The sickening truth is that this science fiction has survived pretty well for more than a decade. The company behind this stuff is doing VERY WELL financially speaking (see this recent article). And the "techno-babble" HAS been published in some quasi-respectible peer reviewed journals.
The good news is that the initial patent that was granted to this nonsense <rolleyes)> has apparently been rescinded (see Blacklight Power: Some Ideas Are Simply Too Dumb to Die! and Patent Nonsense: Court Denies Blacklight Power Appeal.
I can start a semiconductor company and say that I have a way to produce magnetic monopoles. My employees and I can then publish respectable work - work that has nothing to do with magnetic monopoles - in respectable journals. Then I write up a website mixing in my pseudoscience non-peer-reviewed "essays" with the real science to give the impression that my monopole theory is well supported. If I am lucky, I may even be able to sneak in some monopole tidbits into peer-reviewed journals so prestigious that all you have to do is have a pulse and pass over the $1500 publishing fee. Maybe three or four stealth papers, over a decade.
Sad as it looks, these guys are the heavyweights of pseudoscience because they at least, in part, perform real science. And they are at odds with quantum mechanics, a subject rife with avenues for playing semantics games, taking advantage of the history of the subject (ie "interpretations"), and, most importantly, it is a subject that is in many ways counterintuitive to everyday experience.
If they are sincere, I wish them all luck. And if they are correct, while I am wrong, I'll eat humble pie (a lot of it). I'd expect the same from them (if pigs flew).
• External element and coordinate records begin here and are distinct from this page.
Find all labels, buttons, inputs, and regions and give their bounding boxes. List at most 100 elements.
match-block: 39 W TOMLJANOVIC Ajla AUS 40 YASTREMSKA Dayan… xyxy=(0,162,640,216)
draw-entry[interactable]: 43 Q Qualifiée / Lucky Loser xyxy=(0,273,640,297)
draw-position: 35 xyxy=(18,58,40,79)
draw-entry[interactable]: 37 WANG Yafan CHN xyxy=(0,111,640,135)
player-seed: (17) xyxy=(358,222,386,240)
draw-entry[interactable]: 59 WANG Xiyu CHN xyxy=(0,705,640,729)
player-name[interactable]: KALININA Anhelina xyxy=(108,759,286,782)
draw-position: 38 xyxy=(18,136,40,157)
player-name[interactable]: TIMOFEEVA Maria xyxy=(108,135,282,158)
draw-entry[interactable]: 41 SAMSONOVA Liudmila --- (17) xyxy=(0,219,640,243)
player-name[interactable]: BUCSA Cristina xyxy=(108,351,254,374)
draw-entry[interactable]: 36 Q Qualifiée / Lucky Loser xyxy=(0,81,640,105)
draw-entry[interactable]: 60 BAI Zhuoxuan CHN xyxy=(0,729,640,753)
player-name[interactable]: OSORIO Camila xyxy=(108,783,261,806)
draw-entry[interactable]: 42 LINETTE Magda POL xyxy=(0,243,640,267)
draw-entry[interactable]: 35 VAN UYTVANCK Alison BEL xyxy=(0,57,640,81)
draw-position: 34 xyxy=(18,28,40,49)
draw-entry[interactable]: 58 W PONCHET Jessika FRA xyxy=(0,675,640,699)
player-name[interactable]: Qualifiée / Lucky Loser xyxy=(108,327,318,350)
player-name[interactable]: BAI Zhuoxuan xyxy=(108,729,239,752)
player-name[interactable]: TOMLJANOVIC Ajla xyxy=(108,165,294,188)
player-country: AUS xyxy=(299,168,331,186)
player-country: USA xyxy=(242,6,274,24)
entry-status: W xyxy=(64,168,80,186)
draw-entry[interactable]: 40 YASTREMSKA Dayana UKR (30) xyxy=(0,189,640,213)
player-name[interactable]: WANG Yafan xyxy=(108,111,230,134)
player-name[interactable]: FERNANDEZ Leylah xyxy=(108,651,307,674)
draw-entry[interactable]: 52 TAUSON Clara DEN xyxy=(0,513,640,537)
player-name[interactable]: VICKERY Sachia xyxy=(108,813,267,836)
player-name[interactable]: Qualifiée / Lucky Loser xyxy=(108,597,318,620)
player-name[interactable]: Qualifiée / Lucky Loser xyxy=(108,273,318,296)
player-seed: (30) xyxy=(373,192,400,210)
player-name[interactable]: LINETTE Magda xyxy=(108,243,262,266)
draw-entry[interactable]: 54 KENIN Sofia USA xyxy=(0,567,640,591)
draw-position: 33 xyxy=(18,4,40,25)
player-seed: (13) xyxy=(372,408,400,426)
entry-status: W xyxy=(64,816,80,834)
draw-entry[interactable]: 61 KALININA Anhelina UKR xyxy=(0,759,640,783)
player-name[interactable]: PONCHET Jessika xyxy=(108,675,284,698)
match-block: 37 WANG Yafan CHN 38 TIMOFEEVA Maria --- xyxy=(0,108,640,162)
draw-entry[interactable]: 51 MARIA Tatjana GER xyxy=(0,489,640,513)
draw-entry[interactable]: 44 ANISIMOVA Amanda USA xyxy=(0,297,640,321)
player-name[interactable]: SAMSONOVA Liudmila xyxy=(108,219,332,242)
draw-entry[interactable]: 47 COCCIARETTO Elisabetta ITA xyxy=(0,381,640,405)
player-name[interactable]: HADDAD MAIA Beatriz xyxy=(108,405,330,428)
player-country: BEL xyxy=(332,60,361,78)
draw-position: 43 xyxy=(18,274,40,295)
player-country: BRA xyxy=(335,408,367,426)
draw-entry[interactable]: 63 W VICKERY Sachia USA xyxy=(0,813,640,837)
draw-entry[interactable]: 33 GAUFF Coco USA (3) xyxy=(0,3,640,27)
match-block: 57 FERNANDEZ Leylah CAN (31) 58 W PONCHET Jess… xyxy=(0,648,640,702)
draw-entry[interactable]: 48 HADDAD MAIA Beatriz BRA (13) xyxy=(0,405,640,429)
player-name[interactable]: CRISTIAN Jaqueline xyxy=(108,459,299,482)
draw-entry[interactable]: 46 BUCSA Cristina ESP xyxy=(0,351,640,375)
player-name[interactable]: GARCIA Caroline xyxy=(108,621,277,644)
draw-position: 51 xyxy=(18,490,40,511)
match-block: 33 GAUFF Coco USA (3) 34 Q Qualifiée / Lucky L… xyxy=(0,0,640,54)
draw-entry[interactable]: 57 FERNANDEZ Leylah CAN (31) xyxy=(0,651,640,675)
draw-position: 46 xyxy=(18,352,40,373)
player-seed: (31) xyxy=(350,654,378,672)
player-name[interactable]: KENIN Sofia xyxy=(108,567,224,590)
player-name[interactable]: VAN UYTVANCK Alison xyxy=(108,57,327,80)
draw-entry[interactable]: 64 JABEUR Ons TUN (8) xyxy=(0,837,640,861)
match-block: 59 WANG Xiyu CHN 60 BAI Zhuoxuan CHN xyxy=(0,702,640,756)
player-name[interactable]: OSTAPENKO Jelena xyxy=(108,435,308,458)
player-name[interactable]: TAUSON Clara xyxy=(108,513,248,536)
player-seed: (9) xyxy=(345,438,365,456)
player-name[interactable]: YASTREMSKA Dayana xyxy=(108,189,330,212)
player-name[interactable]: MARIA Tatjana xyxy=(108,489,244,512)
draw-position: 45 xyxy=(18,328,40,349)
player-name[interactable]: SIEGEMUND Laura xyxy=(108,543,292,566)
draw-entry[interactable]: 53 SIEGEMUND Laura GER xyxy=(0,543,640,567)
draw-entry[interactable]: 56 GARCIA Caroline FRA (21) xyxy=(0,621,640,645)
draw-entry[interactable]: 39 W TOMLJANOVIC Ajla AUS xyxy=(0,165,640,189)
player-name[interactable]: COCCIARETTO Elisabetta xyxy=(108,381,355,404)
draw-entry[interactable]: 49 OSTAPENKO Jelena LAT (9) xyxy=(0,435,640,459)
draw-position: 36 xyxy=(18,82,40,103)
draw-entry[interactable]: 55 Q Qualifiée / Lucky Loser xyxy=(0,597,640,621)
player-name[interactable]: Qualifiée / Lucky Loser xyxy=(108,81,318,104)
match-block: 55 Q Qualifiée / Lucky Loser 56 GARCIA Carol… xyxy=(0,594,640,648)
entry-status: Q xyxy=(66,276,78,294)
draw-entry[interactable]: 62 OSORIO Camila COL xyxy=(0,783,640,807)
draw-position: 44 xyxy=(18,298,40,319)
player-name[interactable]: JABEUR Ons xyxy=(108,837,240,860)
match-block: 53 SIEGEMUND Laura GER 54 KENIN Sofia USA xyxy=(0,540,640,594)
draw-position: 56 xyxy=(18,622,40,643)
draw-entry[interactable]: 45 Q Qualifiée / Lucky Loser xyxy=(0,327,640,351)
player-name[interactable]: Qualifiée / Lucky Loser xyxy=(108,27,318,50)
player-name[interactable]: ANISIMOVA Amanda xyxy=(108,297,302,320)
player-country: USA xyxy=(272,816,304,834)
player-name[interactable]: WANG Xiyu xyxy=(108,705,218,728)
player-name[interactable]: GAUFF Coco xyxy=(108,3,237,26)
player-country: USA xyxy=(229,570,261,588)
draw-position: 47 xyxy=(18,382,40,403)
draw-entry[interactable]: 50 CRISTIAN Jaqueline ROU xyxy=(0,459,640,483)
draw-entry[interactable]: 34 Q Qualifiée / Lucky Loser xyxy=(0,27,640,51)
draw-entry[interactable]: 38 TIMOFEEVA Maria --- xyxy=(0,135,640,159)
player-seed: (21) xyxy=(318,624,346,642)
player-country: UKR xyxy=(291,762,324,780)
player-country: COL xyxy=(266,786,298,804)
Sigh. At least they aren't thermodynamics kooks. A few times in the past, after very minor media exposure, I received correspondence from people who had learned "just a little bit" about thermal physics and thought they had invented an infinite energy source. Or designed 100% efficient solar cells that they cooked in their oven at 450. No mention of black helicopters, fluoride poisoning, or tinfoil beanies, but still somewhat entertaining.